The Black Arts Movement era il nome dato a un gruppo di poeti, artisti, drammaturghi, musicisti e scrittori neri politicamente motivati che emersero sulla scia del Black Power Movement. Il poeta Imamu Amiri Baraka è ampiamente considerato il padre del Black Arts Movement, che iniziò nel 1965 e terminò nel 1975.
Dopo che Malcolm X fu assassinato il 21 febbraio 1965, coloro che abbracciarono il movimento del Black Power spesso caddero in uno dei due campi: i nazionalisti rivoluzionari, che erano meglio rappresentati dal Black Panther Party, e i nazionalisti culturali. Quest’ultimo gruppo chiedeva la creazione di poesia, romanzi, arti visive e teatro per riflettere l’orgoglio della storia e della cultura nera. Questa nuova enfasi era un’affermazione dell’autonomia degli artisti neri di creare arte nera per la gente nera come mezzo per risvegliare la coscienza nera e raggiungere la liberazione.
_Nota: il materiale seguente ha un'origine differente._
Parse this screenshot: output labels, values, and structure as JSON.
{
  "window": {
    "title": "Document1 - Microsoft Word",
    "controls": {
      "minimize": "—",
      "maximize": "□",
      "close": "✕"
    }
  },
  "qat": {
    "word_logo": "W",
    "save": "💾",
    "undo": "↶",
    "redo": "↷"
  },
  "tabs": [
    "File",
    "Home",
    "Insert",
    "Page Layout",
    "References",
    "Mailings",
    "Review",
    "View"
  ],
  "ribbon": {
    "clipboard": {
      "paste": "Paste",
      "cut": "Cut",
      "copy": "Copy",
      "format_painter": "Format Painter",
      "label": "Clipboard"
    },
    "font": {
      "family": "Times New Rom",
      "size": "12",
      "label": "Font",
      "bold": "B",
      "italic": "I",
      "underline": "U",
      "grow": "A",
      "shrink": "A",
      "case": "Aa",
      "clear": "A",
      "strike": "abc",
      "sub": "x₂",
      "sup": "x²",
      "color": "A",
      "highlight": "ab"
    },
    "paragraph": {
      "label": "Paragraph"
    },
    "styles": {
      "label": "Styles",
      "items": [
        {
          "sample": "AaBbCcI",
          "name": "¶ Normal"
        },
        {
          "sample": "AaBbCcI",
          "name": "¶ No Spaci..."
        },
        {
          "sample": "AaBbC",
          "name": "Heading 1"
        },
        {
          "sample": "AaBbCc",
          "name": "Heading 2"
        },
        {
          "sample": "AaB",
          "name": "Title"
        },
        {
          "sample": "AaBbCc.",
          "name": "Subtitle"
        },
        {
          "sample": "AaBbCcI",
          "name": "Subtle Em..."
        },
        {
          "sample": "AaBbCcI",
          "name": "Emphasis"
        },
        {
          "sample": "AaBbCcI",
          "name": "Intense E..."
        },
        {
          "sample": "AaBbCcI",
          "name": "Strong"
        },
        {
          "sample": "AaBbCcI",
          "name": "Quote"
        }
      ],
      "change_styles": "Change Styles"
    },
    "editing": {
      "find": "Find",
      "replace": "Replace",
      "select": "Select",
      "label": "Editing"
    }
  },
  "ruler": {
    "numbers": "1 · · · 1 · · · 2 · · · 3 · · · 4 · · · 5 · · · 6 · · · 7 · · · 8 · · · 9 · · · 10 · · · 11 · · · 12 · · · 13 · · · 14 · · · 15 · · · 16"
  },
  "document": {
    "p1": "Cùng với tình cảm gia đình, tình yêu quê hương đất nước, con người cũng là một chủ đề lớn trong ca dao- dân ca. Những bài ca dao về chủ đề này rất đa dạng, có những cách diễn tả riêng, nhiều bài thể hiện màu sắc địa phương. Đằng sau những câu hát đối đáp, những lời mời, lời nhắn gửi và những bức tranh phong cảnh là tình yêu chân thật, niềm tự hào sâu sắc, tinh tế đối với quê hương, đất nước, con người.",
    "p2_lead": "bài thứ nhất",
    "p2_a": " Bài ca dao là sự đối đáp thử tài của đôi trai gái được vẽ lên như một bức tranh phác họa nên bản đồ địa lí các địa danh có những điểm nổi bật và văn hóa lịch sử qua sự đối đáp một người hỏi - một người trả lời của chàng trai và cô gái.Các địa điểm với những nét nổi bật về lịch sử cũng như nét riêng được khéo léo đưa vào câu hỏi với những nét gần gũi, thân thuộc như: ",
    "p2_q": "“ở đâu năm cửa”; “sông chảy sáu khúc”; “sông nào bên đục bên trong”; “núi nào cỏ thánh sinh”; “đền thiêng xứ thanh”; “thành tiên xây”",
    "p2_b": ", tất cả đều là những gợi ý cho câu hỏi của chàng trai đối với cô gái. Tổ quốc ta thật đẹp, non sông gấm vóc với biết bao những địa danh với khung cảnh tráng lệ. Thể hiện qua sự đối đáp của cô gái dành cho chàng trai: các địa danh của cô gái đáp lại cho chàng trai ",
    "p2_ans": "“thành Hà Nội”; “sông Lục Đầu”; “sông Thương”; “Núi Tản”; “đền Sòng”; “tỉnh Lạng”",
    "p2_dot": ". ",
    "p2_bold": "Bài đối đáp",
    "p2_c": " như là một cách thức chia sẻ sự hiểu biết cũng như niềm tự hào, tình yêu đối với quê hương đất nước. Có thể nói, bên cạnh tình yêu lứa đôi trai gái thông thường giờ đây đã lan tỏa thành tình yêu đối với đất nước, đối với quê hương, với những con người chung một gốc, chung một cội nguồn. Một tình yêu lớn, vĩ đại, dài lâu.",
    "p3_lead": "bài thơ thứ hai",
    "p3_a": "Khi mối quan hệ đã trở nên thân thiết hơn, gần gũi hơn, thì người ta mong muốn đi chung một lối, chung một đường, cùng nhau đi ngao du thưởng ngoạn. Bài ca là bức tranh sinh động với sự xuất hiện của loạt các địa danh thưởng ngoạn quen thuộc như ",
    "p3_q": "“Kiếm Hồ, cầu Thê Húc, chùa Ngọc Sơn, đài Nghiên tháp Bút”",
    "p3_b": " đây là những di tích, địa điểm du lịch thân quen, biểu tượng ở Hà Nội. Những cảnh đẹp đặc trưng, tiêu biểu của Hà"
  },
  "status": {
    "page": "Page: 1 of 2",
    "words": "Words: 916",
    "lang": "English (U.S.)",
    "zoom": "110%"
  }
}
Il Black Arts Movement fu formalmente stabilito nel 1965 quando Baraka aprì il Black Arts Repertory Theater ad Harlem. Il movimento ebbe il suo maggiore impatto nel teatro e nella poesia. Anche se iniziò nell’area di New York/Newark, si diffuse presto a Chicago, Illinois, Detroit, Michigan, e San Francisco, California. A Chicago, Hoyt Fuller e John Johnson curarono e pubblicarono Negro Digest (più tardi Black World), che promuoveva il lavoro dei nuovi artisti letterari neri. Sempre a Chicago, la Third World Press pubblicava scrittori e poeti neri. A Detroit, Lotus Press e Broadside Press ripubblicarono vecchie opere di poesia nera. Queste case editrici del Midwest portarono il riconoscimento a poeti sperimentali e all’avanguardia. Furono fondati anche nuovi gruppi teatrali neri. Nel 1969, Robert Chrisman e Nathan Hare fondarono The Black Scholar, che fu la prima rivista accademica a promuovere gli studi neri all’interno del mondo accademico.
C’era anche collaborazione tra i nazionalisti culturali del Black Arts Movement e i musicisti neri tradizionali, in particolare celebri musicisti jazz come John Coltrane, Thelonious Monk, Archie Shepp e altri. I nazionalisti culturali vedevano il jazz come una forma d’arte distintamente nera che era politicamente più attraente del soul, del gospel, del rhythm and blues e di altri generi di musica nera.
Anche se le opere creative del movimento erano spesso profonde e innovative, spesso alienavano anche la cultura mainstream sia nera che bianca con il loro crudo valore d’urto che spesso abbracciava la violenza. Alcune delle opere più importanti erano anche viste come razziste, omofobiche, antisemite e sessiste. Molte opere presentavano un’ipermascolinità nera in risposta all’umiliazione storica e alla degradazione degli uomini afroamericani, ma di solito a spese di alcune voci femminili nere.
Il movimento cominciò a svanire quando Baraka e altri membri di spicco passarono dal nazionalismo nero al marxismo a metà degli anni ’70, un cambiamento che alienò molti che si erano precedentemente identificati con il movimento. Inoltre Baraka, Nikki Giovanni, Gil Scott-Heron, Maya Angelou e James Baldwin raggiunsero il riconoscimento culturale e il successo economico quando le loro opere iniziarono ad essere celebrate dal mainstream bianco.
Il Black Arts Movement ha lasciato dietro di sé molte opere senza tempo e commoventi di letteratura, poesia e teatro. Ironicamente, nonostante la natura maschile del movimento, diverse scrittrici nere raggiunsero una fama duratura, tra cui Nikki Giovanni, Sonia Sanchez, Ntozake Shange, Audre Lorde, June Jordan e altre. Inoltre, il Black Arts Movement ha contribuito a gettare le basi per il moderno spoken word e l’hip-hop.